Truffle uses internal analytics to collect information about the way users interact with the service in order to make product decisions.

Usage behavior is collected anonymously, and only identified by the workspace ID from which the behavior originated. Event tracking is used only to improve the quality of Truffle, it is not shared with any other parties. Behavior tracking events are deleted after two years.

Subprocessors

Truffle uses third-party subprocessors to provide specific services. These subprocessors have access to or process customer data. The current subprocessors include:

  • Elastic.co: Provides search engine infrastructure for Truffle’s knowledge base. For more information about Elastic.co’s security practices, please visit their security page.
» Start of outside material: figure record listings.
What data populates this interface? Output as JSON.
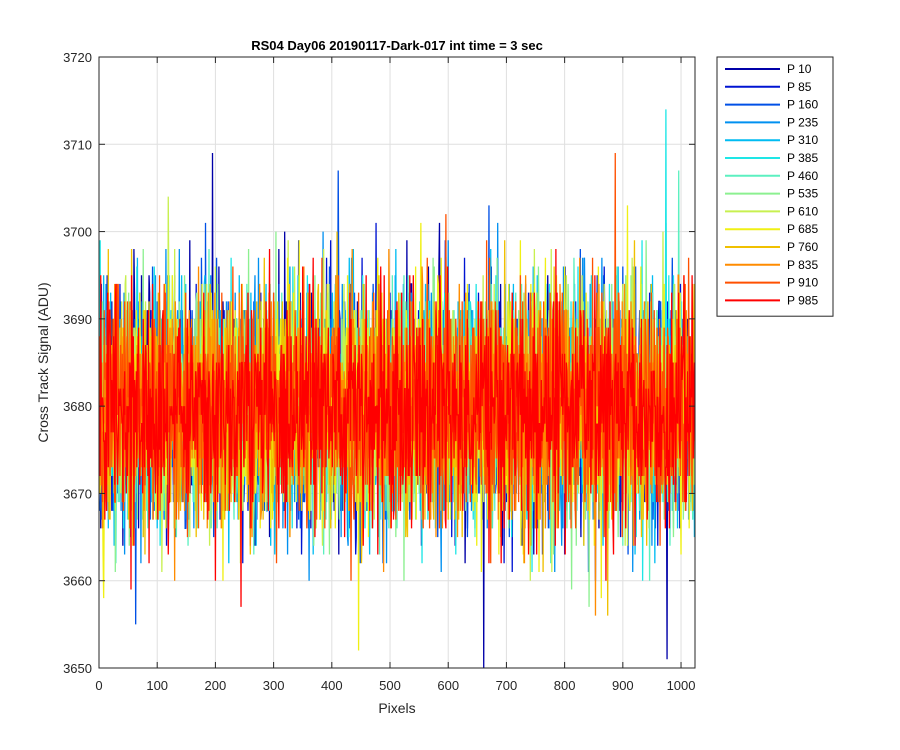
{
  "chart_data": {
    "type": "line",
    "title": "RS04 Day06 20190117-Dark-017 int time = 3 sec",
    "xlabel": "Pixels",
    "ylabel": "Cross Track Signal (ADU)",
    "xlim": [
      0,
      1024
    ],
    "ylim": [
      3650,
      3720
    ],
    "xticks": [
      "0",
      "100",
      "200",
      "300",
      "400",
      "500",
      "600",
      "700",
      "800",
      "900",
      "1000"
    ],
    "yticks": [
      "3650",
      "3660",
      "3670",
      "3680",
      "3690",
      "3700",
      "3710",
      "3720"
    ],
    "grid": true,
    "legend_position": "outside-top-right",
    "noise": {
      "mean": 3680,
      "std": 6.5,
      "points_per_series": 1024
    },
    "series": [
      {
        "name": "P 10",
        "color": "#0000a8"
      },
      {
        "name": "P 85",
        "color": "#0014d2"
      },
      {
        "name": "P 160",
        "color": "#0050e6"
      },
      {
        "name": "P 235",
        "color": "#0090f0"
      },
      {
        "name": "P 310",
        "color": "#00bcf2"
      },
      {
        "name": "P 385",
        "color": "#1ee6e6"
      },
      {
        "name": "P 460",
        "color": "#5cf0c0"
      },
      {
        "name": "P 535",
        "color": "#8cf090"
      },
      {
        "name": "P 610",
        "color": "#c8f050"
      },
      {
        "name": "P 685",
        "color": "#f0f014"
      },
      {
        "name": "P 760",
        "color": "#f0c000"
      },
      {
        "name": "P 835",
        "color": "#ff8c00"
      },
      {
        "name": "P 910",
        "color": "#ff5000"
      },
      {
        "name": "P 985",
        "color": "#ff0000"
      }
    ],
    "annotated_extremes": [
      {
        "series": "P 385",
        "x": 973,
        "y": 3714
      },
      {
        "series": "P 10",
        "x": 194,
        "y": 3709
      },
      {
        "series": "P 910",
        "x": 886,
        "y": 3709
      },
      {
        "series": "P 460",
        "x": 995,
        "y": 3707
      },
      {
        "series": "P 160",
        "x": 410,
        "y": 3707
      },
      {
        "series": "P 10",
        "x": 660,
        "y": 3650
      },
      {
        "series": "P 10",
        "x": 975,
        "y": 3651
      },
      {
        "series": "P 685",
        "x": 445,
        "y": 3652
      },
      {
        "series": "P 160",
        "x": 62,
        "y": 3655
      },
      {
        "series": "P 985",
        "x": 243,
        "y": 3657
      }
    ]
  }
}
  • OpenAI: Provides artificial intelligence services to support Truffle’s core functionality. For more information about OpenAI’s security practices, please visit their privacy policy. Truffle has executed OpenAI’s Data Processing Addendum.

  • AWS: Provides cloud infrastructure and services for hosting and storing Truffle’s data. For more information about AWS’s security practices, please visit their security page.

  • Stripe: Use for payment and subscription management. For more information, please visit their security page.

Truffle will ensure that subprocessors are GDPR compliant and maintain a high standard of security to protect customer data.